Tatsächlich wird sich insoweit aber kaum ein schützenswerter rechtlicher Belang ergeben, der dem Recht des Kindes auf Kenntnis von seiner Herkunft entgegensteht. Denn die entsprechende Klage gegen den behandelnden Arzt kann das Kind nur dann erheben, wenn es nicht nur Kenntnis vom Auseinanderfallen von rechtlicher und biologischer Vaterschaft, sondern auch von seiner Zeugung mittels Samenspende hat. In dieser Situation sind ihm aber nicht nur die mit Blick auf seine Eltern wesentlichen Umstände im Zusammenhang mit seiner Zeugung bekannt. Es kann vielmehr auch ohne das Wissen um die Identität des Samenspenders die Vaterschaft anfechten und sich insoweit selbst bei einer konsentierten künstlichen heterologen Insemination (vgl. zu rechtspolitischen Bedenken gegen das Anfechtungsrecht des Kindes etwa Palandt/ Brudermüller BGB 74. Aufl. § 1600 Rn. 13 mwN) aus seiner rechtlichen Verwandtschaft lösen. Ein schützenswertes Interesse der Kindeseltern, dass dem Kind dann „wenigstens“ der Zugang zur Information über die Identität des Samenspenders verwehrt sein soll, ist daher kaum vorstellbar.
Ob auch ein Anspruch der mittels künstlicher heterologer Insemination gezeugten Kinder auf – hier nicht geltend gemachte – Einsicht in die ärztlichen Behandlungsunterlagen gemäß § 810 BGB besteht (vgl. dazu BeckOK BGB/ Hahn [Stand: 1. November 2014] § 1591 Rn. 22 mwN), bedarf vorliegend keiner Erörterung.

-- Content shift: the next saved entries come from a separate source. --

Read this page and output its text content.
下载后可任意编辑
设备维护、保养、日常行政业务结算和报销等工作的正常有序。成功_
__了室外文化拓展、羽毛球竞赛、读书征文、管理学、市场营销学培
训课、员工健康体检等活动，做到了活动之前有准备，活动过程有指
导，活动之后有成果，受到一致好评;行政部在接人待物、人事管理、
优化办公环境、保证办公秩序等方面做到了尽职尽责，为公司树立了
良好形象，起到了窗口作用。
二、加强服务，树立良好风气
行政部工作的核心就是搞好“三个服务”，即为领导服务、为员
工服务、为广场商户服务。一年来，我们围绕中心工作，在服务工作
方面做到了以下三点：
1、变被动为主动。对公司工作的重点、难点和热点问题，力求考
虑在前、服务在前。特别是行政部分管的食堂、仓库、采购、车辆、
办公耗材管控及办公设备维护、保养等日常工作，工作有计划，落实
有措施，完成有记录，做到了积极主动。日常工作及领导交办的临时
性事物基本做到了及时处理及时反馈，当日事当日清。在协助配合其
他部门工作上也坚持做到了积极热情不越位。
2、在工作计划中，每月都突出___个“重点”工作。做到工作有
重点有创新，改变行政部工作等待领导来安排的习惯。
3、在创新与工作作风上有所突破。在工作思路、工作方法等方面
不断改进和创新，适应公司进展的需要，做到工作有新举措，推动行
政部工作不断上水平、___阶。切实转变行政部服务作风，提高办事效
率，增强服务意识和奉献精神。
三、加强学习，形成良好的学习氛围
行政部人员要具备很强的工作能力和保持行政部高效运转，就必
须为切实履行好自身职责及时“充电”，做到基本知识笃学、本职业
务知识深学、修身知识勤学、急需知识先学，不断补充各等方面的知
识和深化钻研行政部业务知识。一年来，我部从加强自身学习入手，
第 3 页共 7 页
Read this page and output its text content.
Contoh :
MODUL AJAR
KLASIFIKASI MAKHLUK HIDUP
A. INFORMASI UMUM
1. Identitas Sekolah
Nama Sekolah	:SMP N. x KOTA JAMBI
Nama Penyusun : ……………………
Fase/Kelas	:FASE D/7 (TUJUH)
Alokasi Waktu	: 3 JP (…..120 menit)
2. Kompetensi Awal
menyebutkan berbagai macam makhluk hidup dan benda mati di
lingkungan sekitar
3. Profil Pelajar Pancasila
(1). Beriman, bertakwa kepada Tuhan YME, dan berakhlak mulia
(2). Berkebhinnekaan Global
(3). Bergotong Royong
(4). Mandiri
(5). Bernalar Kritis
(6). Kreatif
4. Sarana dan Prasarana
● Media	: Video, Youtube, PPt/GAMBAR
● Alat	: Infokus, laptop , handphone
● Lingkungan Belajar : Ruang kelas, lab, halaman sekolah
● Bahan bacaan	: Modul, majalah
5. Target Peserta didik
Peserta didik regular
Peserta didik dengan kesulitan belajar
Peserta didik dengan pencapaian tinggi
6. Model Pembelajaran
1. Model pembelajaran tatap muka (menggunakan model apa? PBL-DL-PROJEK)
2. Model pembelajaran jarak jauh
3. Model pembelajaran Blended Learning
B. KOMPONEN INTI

Das Berufungsgericht wird Feststellungen dazu zu treffen haben, inwieweit die Klägerinnen auf die begehrte Auskunft angewiesen sind, also insbesondere ihre Eltern als gesetzliche Vertreter die Auskunft zum Zweck der Information der Klägerinnen verlangen. Darüber hinaus wird das Berufungsgericht bei Vorliegen der sonstigen Anspruchsvoraussetzungen im Rahmen der Zumutbarkeitsprüfung die erforderliche Abwägung vorzunehmen haben.
Entgegen der von der Revisionserwiderung vertretenen Auffassung ist es im vorliegenden Fall nicht zu beanstanden, dass die Klägerinnen auf Auskunftserteilung über die Identität ihrer biologischen Väter durch Angabe der Personalien der Samenspender angetragen haben, nachdem unstreitig ist, dass sie mittels der Samenspenden gezeugt wurden (vgl. auch Fink/Grün NJW 2013, 1913, 1916). Eine Antragsumstellung dahin, dass die Auskunft sich nicht auf die „Väter“ bezieht, ist daher im weiteren Verfahrensfortgang nicht geboten.